Sunday, January 25, 2009

Frequently confused terms: Social Security benefits vs. Supplemental Security Income

It's very easy to confuse "Social Security benefits" (which always need to be reported on the 1040 and MAY be taxable) with "Supplemental Security Income (SSI)," which is never taxable and should NOT be reported on any taxpayer's return.

The Social Security Administration sends out both kinds of payments, so the confusion is understandable. However, there is an important conceptual difference between the two programs.

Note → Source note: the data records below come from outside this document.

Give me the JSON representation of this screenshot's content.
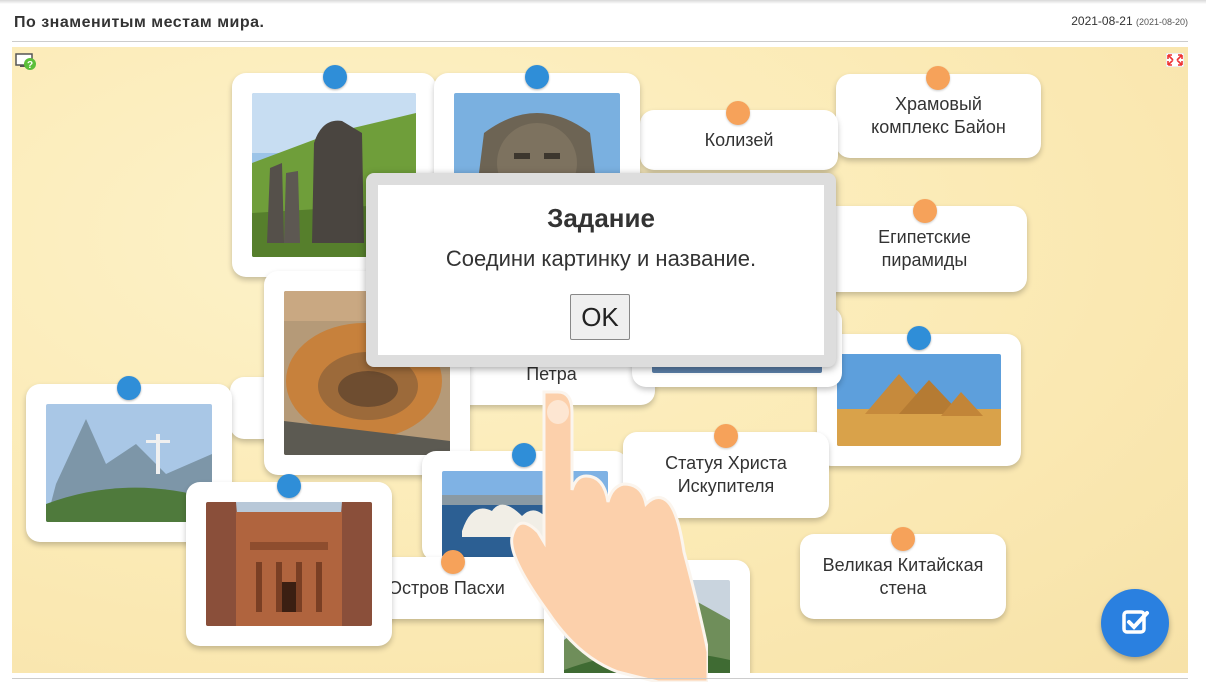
{
  "header": {
    "title": "По знаменитым местам мира.",
    "date": "2021-08-21",
    "date_small": "(2021-08-20)"
  },
  "labels": {
    "colosseum": "Колизей",
    "bayon": "Храмовый комплекс Байон",
    "pyramids": "Египетские пирамиды",
    "petra": "Петра",
    "christ": "Статуя Христа Искупителя",
    "wall": "Великая Китайская стена",
    "easter": "Остров Пасхи"
  },
  "modal": {
    "title": "Задание",
    "text": "Соедини картинку и название.",
    "ok": "OK"
  },
  "icons": {
    "help": "help-icon",
    "fullscreen": "fullscreen-icon",
    "check": "check-icon",
    "hand": "pointing-hand-icon"
  },
  "colors": {
    "board": "#fbeab5",
    "pin_blue": "#2f8ed8",
    "pin_orange": "#f6a25a",
    "check_button": "#2a80e0"
  }
}
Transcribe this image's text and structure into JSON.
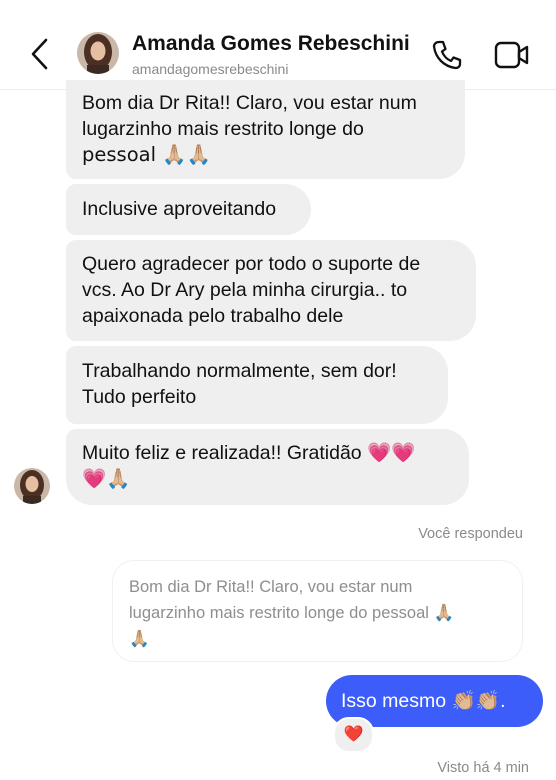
{
  "header": {
    "name": "Amanda Gomes Rebeschini",
    "handle": "amandagomesrebeschini",
    "icons": [
      "back-chevron-icon",
      "avatar",
      "phone-icon",
      "video-icon"
    ]
  },
  "incoming": [
    {
      "lines": [
        "Bom dia Dr Rita!! Claro, vou estar num",
        "lugarzinho mais restrito longe do",
        "pessoal 🙏🏼🙏🏼"
      ]
    },
    {
      "lines": [
        "Inclusive aproveitando"
      ]
    },
    {
      "lines": [
        "Quero agradecer por todo o suporte de",
        "vcs. Ao Dr Ary pela minha cirurgia.. to",
        "apaixonada pelo trabalho dele"
      ]
    },
    {
      "lines": [
        "Trabalhando normalmente, sem dor!",
        "Tudo perfeito"
      ]
    },
    {
      "lines": [
        "Muito feliz e realizada!! Gratidão 💗💗",
        "💗🙏🏼"
      ]
    }
  ],
  "reply_label": "Você respondeu",
  "quoted_lines": [
    "Bom dia Dr Rita!! Claro, vou estar num",
    "lugarzinho mais restrito longe do pessoal 🙏🏼",
    "🙏🏼"
  ],
  "outgoing": {
    "text": "Isso mesmo 👏🏼👏🏼."
  },
  "reaction": "❤️",
  "seen_label": "Visto há 4 min",
  "colors": {
    "outgoing_bubble": "#3c5dfa",
    "incoming_bubble": "#efefef",
    "meta_text": "#8a8a8a"
  }
}
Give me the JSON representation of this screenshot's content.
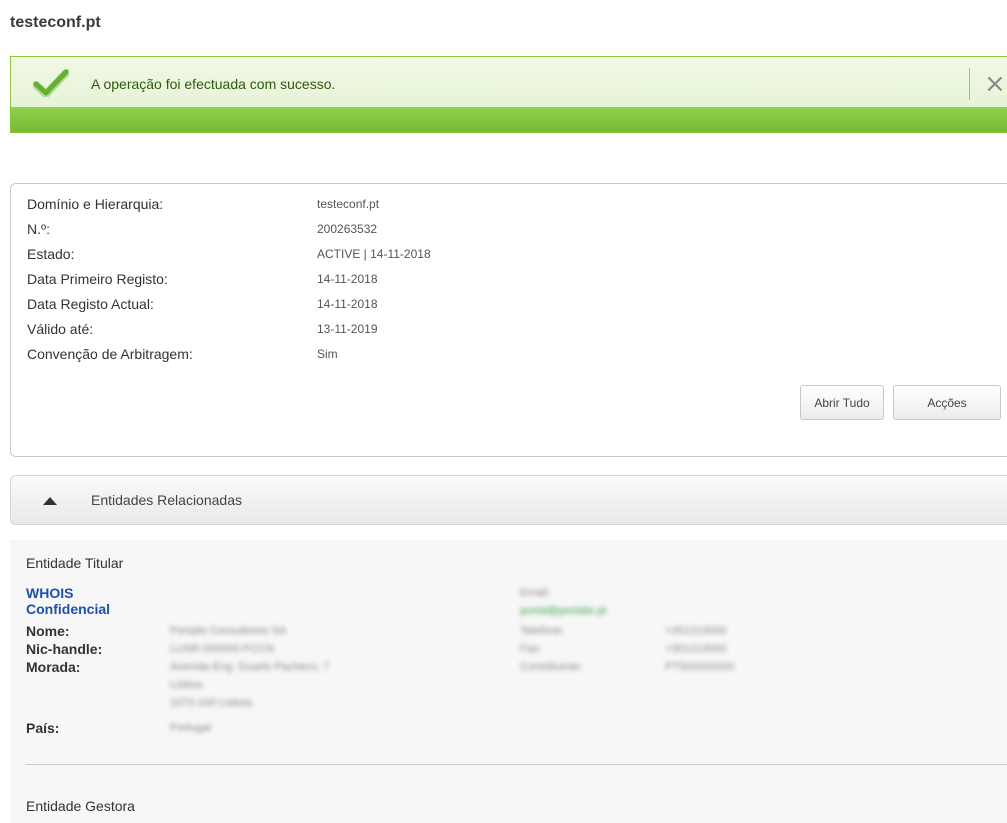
{
  "site": {
    "title": "testeconf.pt"
  },
  "banner": {
    "message": "A operação foi efectuada com sucesso.",
    "close_symbol": "×"
  },
  "info": {
    "rows": [
      {
        "label": "Domínio e Hierarquia:",
        "value": "testeconf.pt"
      },
      {
        "label": "N.º:",
        "value": "200263532"
      },
      {
        "label": "Estado:",
        "value": "ACTIVE | 14-11-2018"
      },
      {
        "label": "Data Primeiro Registo:",
        "value": "14-11-2018"
      },
      {
        "label": "Data Registo Actual:",
        "value": "14-11-2018"
      },
      {
        "label": "Válido até:",
        "value": "13-11-2019"
      },
      {
        "label": "Convenção de Arbitragem:",
        "value": "Sim"
      }
    ],
    "buttons": {
      "open_all": "Abrir Tudo",
      "actions": "Acções"
    }
  },
  "section": {
    "title": "Entidades Relacionadas",
    "holder": {
      "title": "Entidade Titular",
      "whois_line1": "WHOIS",
      "whois_line2": "Confidencial",
      "labels": {
        "name": "Nome:",
        "nic": "Nic-handle:",
        "address": "Morada:",
        "country": "País:"
      },
      "blurred": {
        "name": "Portalis Consultores SA",
        "nic": "LUSR-000000-FCCN",
        "address1": "Avenida Eng. Duarte Pacheco, 7",
        "address2": "Lisboa",
        "address3": "1070-100 Lisboa",
        "country": "Portugal",
        "email_label": "Email:",
        "email": "portal@portalis.pt",
        "phone_label": "Telefone:",
        "phone": "+351213000",
        "fax_label": "Fax:",
        "fax": "+351213000",
        "vat_label": "Contribuinte:",
        "vat": "PT500000000"
      }
    },
    "manager": {
      "title": "Entidade Gestora"
    }
  },
  "colors": {
    "success_green": "#76bb33",
    "link_blue": "#1c4fb4"
  },
  "icons": {
    "banner": "checkmark-icon",
    "close": "close-icon",
    "toggle": "triangle-up-icon"
  }
}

Social Security benefits are an example of categorical transfer payments that do NOT have a means-test. That is, you can collect Social Security even if you are extremely wealthy, as long as you fit into the eligible category (based on age, permanent disability, or survivorship status.) Under current law, even someone as rich as Bill Gates will be eligible for Social Security benefits when he reaches retirement age, regardless of how many billions of dollars he has. That's because Social Security is a "social insurance program" in which benefits are (somewhat loosely) tied to payroll taxes that a worker pays during his working years. When Bill Gates collects Social Security, most of his benefits will be taxable. A retired person who has very little income other than Social Security benefits will probably not have to pay tax on any of it.

Supplemental Security benefits are an example of "means-tested" benefits. They go only to elderly or disabled persons whose incomes fall below specified levels. Since SSI recipients can only qualify if their income is extremely low, it does not make sense to tax that income.